Introducing Hardware-Based Multi-Factor Authentication For Login (MFA / 2FA)

A new and exciting feature we have been working on for some time has been released over the bank holiday weekend.

Ruby Datum now benefits from a new multi-factor authentication method, hardware-based keys. This is the first for Virtual Data Rooms and paves the way for many other technology providers looking to step up their game and pursue the future of login. The technology came onto our radar a while ago, however browsers have taken some time to properly implement it.

How your screen may look when you try to login with multi-factor authentication

What is hardware-based MFA?

Simply put, this allows you to login (in addition to using a password) using a security key. We currently recommend YubiKey or Google Titan as they’re the dominant players in the market, however with time we do anticipate many others to step into the arena. Many of these keys will work by using your computer’s USB port or by tapping on the back of your phone (the same key can be used for both in many cases).

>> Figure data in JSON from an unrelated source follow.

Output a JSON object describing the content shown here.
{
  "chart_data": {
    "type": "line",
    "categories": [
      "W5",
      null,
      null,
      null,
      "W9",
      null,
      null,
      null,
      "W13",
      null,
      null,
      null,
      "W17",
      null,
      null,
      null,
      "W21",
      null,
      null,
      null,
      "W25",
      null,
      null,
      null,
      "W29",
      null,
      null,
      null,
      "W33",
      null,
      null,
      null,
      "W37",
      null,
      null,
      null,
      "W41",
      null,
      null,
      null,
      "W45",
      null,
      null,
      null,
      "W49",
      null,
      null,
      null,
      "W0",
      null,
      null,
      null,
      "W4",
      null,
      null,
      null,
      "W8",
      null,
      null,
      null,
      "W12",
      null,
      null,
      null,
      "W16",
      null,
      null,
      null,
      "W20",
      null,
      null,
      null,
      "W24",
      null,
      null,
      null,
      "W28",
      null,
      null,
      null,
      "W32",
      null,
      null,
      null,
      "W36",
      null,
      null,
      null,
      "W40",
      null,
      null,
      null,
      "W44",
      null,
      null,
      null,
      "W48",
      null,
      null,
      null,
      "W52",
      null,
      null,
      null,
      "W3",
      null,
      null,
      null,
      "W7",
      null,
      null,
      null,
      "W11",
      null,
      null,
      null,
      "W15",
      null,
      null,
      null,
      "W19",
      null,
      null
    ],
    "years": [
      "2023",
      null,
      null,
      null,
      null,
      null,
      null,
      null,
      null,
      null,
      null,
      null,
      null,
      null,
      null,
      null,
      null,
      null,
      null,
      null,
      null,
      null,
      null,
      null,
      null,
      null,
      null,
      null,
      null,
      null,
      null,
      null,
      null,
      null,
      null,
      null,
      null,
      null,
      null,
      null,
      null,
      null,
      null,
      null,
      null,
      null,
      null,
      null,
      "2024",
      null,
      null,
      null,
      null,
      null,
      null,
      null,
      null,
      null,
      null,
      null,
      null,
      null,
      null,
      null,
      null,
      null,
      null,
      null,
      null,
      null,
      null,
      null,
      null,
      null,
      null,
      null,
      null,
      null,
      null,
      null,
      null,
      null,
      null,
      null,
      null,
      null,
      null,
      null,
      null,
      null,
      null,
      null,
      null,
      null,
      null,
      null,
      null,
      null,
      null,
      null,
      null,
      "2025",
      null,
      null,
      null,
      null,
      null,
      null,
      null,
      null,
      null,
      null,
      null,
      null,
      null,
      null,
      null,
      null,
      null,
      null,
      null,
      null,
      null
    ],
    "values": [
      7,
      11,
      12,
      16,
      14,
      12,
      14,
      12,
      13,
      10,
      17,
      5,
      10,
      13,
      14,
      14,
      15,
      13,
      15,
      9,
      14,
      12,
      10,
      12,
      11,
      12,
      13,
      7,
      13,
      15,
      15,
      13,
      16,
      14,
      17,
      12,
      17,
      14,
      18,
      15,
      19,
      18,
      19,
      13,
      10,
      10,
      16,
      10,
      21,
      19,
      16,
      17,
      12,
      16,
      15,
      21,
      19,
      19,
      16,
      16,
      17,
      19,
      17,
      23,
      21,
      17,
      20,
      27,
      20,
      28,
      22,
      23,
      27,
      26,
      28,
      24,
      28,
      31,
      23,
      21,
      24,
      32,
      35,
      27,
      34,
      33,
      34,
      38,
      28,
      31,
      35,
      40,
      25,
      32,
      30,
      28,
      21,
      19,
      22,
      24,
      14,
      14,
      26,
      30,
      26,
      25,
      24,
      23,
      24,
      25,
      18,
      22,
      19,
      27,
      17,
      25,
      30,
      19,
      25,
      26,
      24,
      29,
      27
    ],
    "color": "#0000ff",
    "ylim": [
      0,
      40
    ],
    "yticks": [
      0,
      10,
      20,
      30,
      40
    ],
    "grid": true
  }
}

All compatible FIDO2 keys are supported, including Deepnet SafeID.

Can I use my phone’s face recognition or laptop fingerprint reader?

Yes, we’ve included support for both of these.

Please bear in mind that you will need to be logged into both devices to add the new login methods (or just keep them deactivated to begin with) or you won’t be able to log into one of them (as the recognition will just be registered to one device only – we can help you with this if you get stuck but our system should guide you through).

Why is MFA beneficial to me?

Passwords are not good enough. Depending on your settings, we enforce various degrees of complexity against passwords. We also scan public breach lists against passwords which have been leaked online, informing users. This still does not protect user’s from being careless, which is often the weakest entry point of any system when it comes to security. It was a weak password from just one employee at Dropbox which led to over 68 million passwords being stolen, for example.

By using a second method to login, the risk is mitigated. Hardware keys are proven to be the most reliable of login methods, especially when bio-metrics are involved such as fingerprint readers.

You may have been sent a code by SMS before, or received an email to click a link before you’re able to login, however these are unreliable and make it much easier for hackers to compromise a system (it was an SMS sim-swap attack that led to Twitter’s CEO having his account being compromised recently.)

Do you only support hardware keys? What about other methods?

We also support Google Authenticator and Email as login methods. Google Authenticator is secure and reliable, however email is something we do not recommend as it is easily compromised.

We cannot stress enough however, it is better to have at least one multi-factor method installed on your site, rather than none at all.

What browsers can support hardware keys?

Edge, Firefox, Chrome, Opera, Safari and most mobile phone browsers. Just make sure your browser is up-to-date.

Please note that Internet Explorer 11 is NOT supported. You will see a notice informing you that you are using an old and incompatible browser.

How do I benefit from this new way of logging in?

From your settings page, go to “Manage Login Methods”. From here, you will be able to additional ways to verify your login.

Over the coming weeks, we will also be adding in a way for administrators of sites to enforce multi-factor login and we’ll also be adding additional methods such as Authly.